The firm recently obtained a complete dismissal of all claims asserted by Apple in a German design patent action for its client Motorola Mobility. In 2011, Apple had filed an action with the Düsseldorf District Court seeking a pan-European injunction against Motorola’s tablet computer Xoom.
Apple claimed that the design of Xoom infringed three design patents registered to Apple in the European Union. The design patents were based on the design of the first iPad model. Apple further asserted trade dress claims and claims for infringement of an unregistered three dimensional trademark in the shape of the iPad. The case was tried in two hearings: one dealing with design patent and trade dress claims, and the other one dealing with trademark claims.
Quinn Emanuel convinced the court that the impression created upon users by the design of Motorola’s Xoom device differs from the impression created by Apple’s design patents. Consequently, the court found non-infringement of Apple’s design. Quinn Emanuel also convinced the Düsseldorf court that Apple’s trade dress claims were invalid because there would be neither confusion as to source nor any exploitation of reputation. Finally, Quinn Emanuel convinced the court that Apple had no trademark claims, which resulted in a complete dismissal of Apple’s action.
The firm also obtained a full dismissal for Motorola Mobility of all claims asserted by Apple in a German patent case.

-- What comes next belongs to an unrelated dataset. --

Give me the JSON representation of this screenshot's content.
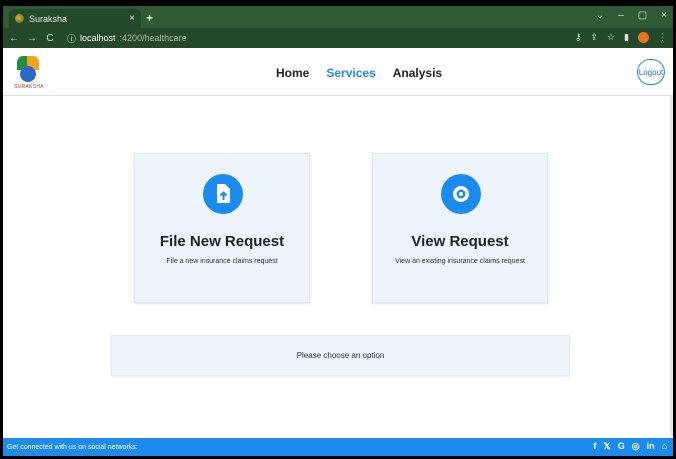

In 2011, Apple filed an action with the District Court Mannheim seeking an injunction against Motorola devices running the Android operating system. Apple claimed that the devices infringed upon a patent pertaining to touch event model. This patent was directed to the processing of multiple touch events occurring on a touchscreen device. The patent provides for views of a graphical user interface, each of which is associated with an exclusive touch flag for allowing a device to set a specific view to an exclusive mode in which multiple simultaneous touches on other views are not being processed.
The case turned on construction of the patent’s claims, and we convinced the court that our claim constructions were correct. As a result, Apple was not able to show that such flags exist in the implementation of the Android operating system. Consequently, the court found non-infringement of the asserted claims.